In my presentations, I often take humorous jabs at Congress for its legislative achievements – or lack thereof – and the 115th Congress is no exception. To date, over 15,500 measures have been introduced since this Congress convened in January 2017 and only 194 measures have been signed into law.
Granted, a good majority of these measures stand as good a chance at passage as the Washington Redskins have at winning the next Super Bowl. But it does illustrate the difficulties in getting legislation approved in today’s political climate. Partisan differences have created a chasm on Capitol Hill – one that impedes members from our two political parties from working together in the spirit of bipartisanship to address critical issues that require federal action.
Fortunately, the partisan acrimony we are witnessing on so many issues has not imperiled the work of the fire service organizations. To the contrary, many important pieces of fire service legislation have been approved this session – and on a bipartisan basis no less. The most recent is the Firefighter Cancer Registry Act of 2018.

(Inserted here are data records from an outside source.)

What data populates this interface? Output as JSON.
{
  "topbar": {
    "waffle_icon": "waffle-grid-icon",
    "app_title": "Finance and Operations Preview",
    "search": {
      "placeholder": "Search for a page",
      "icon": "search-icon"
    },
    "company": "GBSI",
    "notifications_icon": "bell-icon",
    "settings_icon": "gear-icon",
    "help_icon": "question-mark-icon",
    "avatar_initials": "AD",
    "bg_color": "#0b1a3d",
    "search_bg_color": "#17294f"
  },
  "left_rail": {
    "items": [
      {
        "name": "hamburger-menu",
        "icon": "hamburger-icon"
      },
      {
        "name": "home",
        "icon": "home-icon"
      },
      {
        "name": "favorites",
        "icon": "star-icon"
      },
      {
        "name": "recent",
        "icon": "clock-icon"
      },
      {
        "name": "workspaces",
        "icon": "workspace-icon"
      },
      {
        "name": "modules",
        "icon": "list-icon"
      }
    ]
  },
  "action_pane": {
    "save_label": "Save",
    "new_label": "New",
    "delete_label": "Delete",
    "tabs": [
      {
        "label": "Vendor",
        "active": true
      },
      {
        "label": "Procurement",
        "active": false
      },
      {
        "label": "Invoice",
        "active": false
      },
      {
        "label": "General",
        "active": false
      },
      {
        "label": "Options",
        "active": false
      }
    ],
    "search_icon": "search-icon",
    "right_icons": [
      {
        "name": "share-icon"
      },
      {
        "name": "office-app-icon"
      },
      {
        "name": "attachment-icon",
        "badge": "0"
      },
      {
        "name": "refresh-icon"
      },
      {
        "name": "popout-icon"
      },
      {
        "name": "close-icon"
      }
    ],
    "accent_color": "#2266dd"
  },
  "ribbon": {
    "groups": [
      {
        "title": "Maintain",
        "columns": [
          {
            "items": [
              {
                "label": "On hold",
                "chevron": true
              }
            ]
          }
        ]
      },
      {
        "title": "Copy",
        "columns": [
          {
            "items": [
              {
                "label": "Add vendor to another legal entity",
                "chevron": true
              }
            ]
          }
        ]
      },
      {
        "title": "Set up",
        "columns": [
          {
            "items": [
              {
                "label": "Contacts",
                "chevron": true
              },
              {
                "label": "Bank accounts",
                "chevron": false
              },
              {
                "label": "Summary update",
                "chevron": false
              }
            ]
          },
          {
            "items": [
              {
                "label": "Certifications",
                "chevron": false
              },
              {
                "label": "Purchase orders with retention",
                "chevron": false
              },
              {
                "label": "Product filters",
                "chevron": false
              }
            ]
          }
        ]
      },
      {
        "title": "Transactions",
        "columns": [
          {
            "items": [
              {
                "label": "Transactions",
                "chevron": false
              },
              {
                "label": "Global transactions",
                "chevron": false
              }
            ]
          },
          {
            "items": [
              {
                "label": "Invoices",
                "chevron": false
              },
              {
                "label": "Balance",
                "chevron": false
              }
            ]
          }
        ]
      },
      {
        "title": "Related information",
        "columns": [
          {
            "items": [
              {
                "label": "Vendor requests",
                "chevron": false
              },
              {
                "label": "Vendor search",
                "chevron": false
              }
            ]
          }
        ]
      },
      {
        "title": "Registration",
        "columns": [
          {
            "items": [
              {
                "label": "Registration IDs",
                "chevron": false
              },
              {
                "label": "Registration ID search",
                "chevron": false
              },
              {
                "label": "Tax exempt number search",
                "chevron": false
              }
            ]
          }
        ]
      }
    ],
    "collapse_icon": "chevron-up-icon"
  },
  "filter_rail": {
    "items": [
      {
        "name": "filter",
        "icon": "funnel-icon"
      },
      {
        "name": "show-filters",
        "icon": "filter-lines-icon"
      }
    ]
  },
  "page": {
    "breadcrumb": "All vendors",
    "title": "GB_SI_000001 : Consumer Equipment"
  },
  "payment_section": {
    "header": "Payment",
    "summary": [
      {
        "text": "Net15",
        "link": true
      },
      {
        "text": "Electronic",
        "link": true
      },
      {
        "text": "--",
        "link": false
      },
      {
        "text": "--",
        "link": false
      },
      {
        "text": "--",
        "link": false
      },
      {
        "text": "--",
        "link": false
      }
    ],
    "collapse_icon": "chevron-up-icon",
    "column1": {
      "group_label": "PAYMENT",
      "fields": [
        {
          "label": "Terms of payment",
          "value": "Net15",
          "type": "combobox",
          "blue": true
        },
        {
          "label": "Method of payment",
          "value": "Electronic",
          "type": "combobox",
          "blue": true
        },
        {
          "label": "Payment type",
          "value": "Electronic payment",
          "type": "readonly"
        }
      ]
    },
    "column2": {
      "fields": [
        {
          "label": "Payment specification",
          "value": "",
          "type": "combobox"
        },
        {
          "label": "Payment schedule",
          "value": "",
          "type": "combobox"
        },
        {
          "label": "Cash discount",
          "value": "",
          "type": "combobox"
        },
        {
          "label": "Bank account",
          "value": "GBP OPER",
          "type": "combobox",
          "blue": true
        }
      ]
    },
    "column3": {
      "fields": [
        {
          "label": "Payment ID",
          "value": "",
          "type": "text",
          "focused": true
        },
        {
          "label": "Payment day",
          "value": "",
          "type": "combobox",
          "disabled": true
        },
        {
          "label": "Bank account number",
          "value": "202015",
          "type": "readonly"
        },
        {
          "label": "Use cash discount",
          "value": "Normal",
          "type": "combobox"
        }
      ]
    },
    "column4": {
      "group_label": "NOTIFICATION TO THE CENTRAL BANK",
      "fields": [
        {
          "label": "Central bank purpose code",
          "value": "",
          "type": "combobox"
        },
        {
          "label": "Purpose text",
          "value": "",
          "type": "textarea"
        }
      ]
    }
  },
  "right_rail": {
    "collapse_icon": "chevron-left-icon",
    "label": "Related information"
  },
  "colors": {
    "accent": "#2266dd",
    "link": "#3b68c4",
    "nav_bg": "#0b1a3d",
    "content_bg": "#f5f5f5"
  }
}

Cancer in the fire service is commanding national attention, and for good reason. Various studies have concluded that firefighters are more exposed to certain types of cancer than the general population, including the NIOSH Firefighter Study (2013), Nordic Firefighter Study (2014) and Australian Firefighter Study (2014). Organizations at the local, state and national levels recognize the enormous threat of cancer to our firefighters and are developing programs for their members that address education and prevention, treatment and family counseling. But despite all the attention being given to cancer as an occupational disease, we still need specific important data – data that will help researchers and epidemiologists in their work to treat our firefighters diagnosed with cancer.
The Firefighter Cancer Registry Act was introduced in the House by Congressman Chris Collins, a Republican from New York, and Congressman Bill Pascrell, a Democrat from New Jersey and co-Chair of the Congressional Fire Services Caucus. On the Senate side, the measure was introduced by Senator Robert Menendez, a Democrat from New Jersey, and Senator Lisa Murkowski, a Republican from Alaska. Four federal legislators: two Democrats and two Republicans from both the House and Senate.
The legislation will establish the first national cancer registry specifically for firefighters. Even with the many studies that have been conducted throughout the years on firefighter occupational cancer, there’s more we need to learn. Many studies have been limited by relatively small sample sizes and an under-representation of certain demographic groups, including women and minorities. The new registry will address these issues. Moreover, it will gather data on other key areas, such as status — career, volunteer, or paid-on-call — years in the fire service and number of emergency incidents attended. The Center for Disease Control and Prevention will manage the program and consult with non-federal experts (career and volunteer firefighters, national fire service organizations, Epidemiologists, clinicians and other public health experts) in implementing the registry.
When the House and Senate voted on this measure, it was approved unanimously in both chambers. Why? Because the national fire service organizations spent considerable time and effort educating members about the importance of this legislation. For the past year, their government affairs representatives were meeting with members of Congress and their staff, providing detailed information about what we know and don’t know about cancer in the fire service and why the legislation was so vital to enhancing our knowledge and understanding.
CFSI extends its thanks to the four sponsors of this legislation and to the many organizations and individuals involved in this positive legislative outcome. Together, we have helped the fire service take another step forward in protecting our own against a serious threat.